We are building the tool we wished existed when we were the ones doing reconciliation at 11pm. Clear instead of dense. Calm instead of defensive. Built so the person using it can spend their attention on the work that actually needs a human, and hand the rest to something that will not make them brace for it.
Taste is a feature. We are treating it like one.
Sources
- Kurosu, M., & Kashimura, K. (1995). Apparent usability vs. inherent usability. CHI ’95 Conference Companion, 292–293.
- Tractinsky, N., Katz, A. S., & Ikar, D. (2000). What is beautiful is usable. Interacting with Computers, 13(2), 127–145.
- Isen, A. M., Daubman, K. A., & Nowicki, G. P. (1987). Positive affect facilitates creative problem solving. Journal of Personality and Social Psychology, 52(6), 1122–1131.
- Norman, D. A. (2004). Emotional Design: Why We Love (or Hate) Everyday Things. Basic Books.

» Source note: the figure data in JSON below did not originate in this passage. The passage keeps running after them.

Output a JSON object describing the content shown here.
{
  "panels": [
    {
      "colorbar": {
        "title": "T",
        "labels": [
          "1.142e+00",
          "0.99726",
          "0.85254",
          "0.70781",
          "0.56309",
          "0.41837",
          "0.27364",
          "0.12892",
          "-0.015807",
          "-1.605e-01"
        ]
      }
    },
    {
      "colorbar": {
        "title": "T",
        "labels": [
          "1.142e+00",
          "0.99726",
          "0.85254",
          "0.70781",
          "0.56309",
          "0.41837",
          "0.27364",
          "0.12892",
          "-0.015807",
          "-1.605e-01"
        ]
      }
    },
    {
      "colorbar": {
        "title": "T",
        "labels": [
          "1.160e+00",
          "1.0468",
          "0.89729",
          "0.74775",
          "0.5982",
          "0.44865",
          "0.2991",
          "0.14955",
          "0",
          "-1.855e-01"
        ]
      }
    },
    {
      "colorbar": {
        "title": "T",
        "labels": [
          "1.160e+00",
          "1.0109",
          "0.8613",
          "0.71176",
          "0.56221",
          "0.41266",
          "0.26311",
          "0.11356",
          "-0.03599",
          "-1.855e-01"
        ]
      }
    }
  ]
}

- When science isn’t beautiful: Lab aesthetics impact reaction times and reactive cognitive control (2026). Journal of Environmental Psychology.
- Attractive Things Do Work Better: A Meta-Analysis on Visual Aesthetics and User Performance (2026). International Journal of Human-Computer Interaction.
A note on the evidence: each claim is tied to a peer-reviewed source or the original author’s own words; effect sizes are reported as published (meta-analysis g ≈ 0.29, with its heterogeneity caveat stated); popular framings (Pueyo’s “shallow intent,” Norman’s “attractive things work better”) are attributed by name rather than presented as empirical findings.